Related product categories

• Graphene Series

Frequently asked questions

How is graphite oxide used to make high-loading lithium–sulfur battery cathodes?

Graphite oxide is dispersed in water and mixed with sodium thiosulfate, then acidified with HCl to generate elemental sulfur in situ. Mild heating at 95 °C drives partial reduction and self-assembly of GO sheets around the sulfur, forming a 3D hybrid hydrogel. After dialysis and freeze-drying, the resulting porous reduced graphene oxide/sulfur aerogel can be pressed directly onto carbon paper as a binder-free cathode with sulfur loadings exceeding 20 mg cm⁻².

Why does a porous graphene aerogel suppress the polysulfide shuttle effect?

The interconnected pores of the reduced graphene oxide aerogel physically confine dissolved lithium polysulfide intermediates (Li₂Sₓ, 4 ≤ x ≤ 8) within the cathode, while the partially oxygenated graphene surface provides chemical adsorption sites. This dual confinement reduces migration of polysulfides toward the lithium anode, preserving active material and limiting capacity fade. In this study the strategy delivered only 0.013% capacity loss per cycle over 2000 cycles.

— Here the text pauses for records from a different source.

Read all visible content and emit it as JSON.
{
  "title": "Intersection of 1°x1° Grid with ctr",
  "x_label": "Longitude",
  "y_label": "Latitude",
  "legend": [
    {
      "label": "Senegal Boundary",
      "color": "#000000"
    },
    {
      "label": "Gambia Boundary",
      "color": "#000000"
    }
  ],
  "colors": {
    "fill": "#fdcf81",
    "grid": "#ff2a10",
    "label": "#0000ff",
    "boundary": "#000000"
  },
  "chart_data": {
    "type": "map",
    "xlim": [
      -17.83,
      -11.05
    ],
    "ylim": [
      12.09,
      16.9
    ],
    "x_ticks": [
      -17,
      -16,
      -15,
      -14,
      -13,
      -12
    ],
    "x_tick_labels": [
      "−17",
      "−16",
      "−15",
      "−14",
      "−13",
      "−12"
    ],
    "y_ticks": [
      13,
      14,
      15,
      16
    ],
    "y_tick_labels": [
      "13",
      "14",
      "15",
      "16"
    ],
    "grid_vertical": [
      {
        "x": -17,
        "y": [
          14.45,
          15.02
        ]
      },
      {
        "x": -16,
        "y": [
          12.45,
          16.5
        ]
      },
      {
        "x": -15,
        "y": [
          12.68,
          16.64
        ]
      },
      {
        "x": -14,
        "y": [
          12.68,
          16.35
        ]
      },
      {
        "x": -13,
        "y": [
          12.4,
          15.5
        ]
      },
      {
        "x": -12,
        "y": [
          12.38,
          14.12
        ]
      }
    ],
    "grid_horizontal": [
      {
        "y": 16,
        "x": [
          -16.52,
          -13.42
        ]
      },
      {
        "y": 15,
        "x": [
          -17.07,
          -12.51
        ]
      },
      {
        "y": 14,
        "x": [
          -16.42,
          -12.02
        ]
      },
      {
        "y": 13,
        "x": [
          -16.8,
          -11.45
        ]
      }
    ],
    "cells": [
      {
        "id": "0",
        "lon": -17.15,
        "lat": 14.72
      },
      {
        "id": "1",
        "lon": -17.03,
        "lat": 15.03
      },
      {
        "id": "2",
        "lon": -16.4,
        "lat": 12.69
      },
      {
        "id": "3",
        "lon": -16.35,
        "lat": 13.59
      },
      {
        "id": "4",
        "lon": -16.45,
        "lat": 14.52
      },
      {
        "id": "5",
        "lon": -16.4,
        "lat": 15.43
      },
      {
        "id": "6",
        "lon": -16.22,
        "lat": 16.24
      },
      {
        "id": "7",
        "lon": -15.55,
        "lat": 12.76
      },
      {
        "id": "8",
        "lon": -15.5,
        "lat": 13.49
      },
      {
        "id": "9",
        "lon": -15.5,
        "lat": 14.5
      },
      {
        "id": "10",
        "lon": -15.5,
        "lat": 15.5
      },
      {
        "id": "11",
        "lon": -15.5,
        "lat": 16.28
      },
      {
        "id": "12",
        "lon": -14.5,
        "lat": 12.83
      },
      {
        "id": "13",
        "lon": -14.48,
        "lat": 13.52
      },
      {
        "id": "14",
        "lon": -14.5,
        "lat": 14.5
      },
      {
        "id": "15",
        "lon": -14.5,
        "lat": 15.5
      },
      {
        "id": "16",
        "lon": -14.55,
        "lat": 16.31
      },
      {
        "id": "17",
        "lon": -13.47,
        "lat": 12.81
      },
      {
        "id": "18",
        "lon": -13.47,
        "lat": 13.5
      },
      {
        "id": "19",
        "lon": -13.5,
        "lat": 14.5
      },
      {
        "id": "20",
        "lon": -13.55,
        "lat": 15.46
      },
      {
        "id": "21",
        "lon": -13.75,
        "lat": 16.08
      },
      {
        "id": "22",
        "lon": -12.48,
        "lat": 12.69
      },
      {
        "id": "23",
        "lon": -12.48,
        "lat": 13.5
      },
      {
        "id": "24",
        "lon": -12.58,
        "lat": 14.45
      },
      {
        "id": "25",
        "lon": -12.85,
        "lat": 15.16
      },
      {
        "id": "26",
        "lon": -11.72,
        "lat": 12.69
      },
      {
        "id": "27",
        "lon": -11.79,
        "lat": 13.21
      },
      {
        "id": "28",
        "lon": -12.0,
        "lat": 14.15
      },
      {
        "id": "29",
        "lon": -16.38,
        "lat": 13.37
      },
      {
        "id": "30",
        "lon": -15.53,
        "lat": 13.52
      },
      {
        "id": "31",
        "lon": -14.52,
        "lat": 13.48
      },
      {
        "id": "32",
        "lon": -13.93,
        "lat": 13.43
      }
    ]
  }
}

What sulfur loading is needed for practical lithium–sulfur batteries?

To match the volumetric and gravimetric energy density of commercial lithium-ion cells, lithium–sulfur cathodes generally need sulfur loadings above 4–5 mg cm⁻² with areal capacities exceeding 5 mA h cm⁻². This work pushed loading to 22.2 mg cm⁻² and demonstrated 25.86 mA h cm⁻² areal capacity, showing that aerogel-based architectures can meet practical thresholds while retaining cycle stability.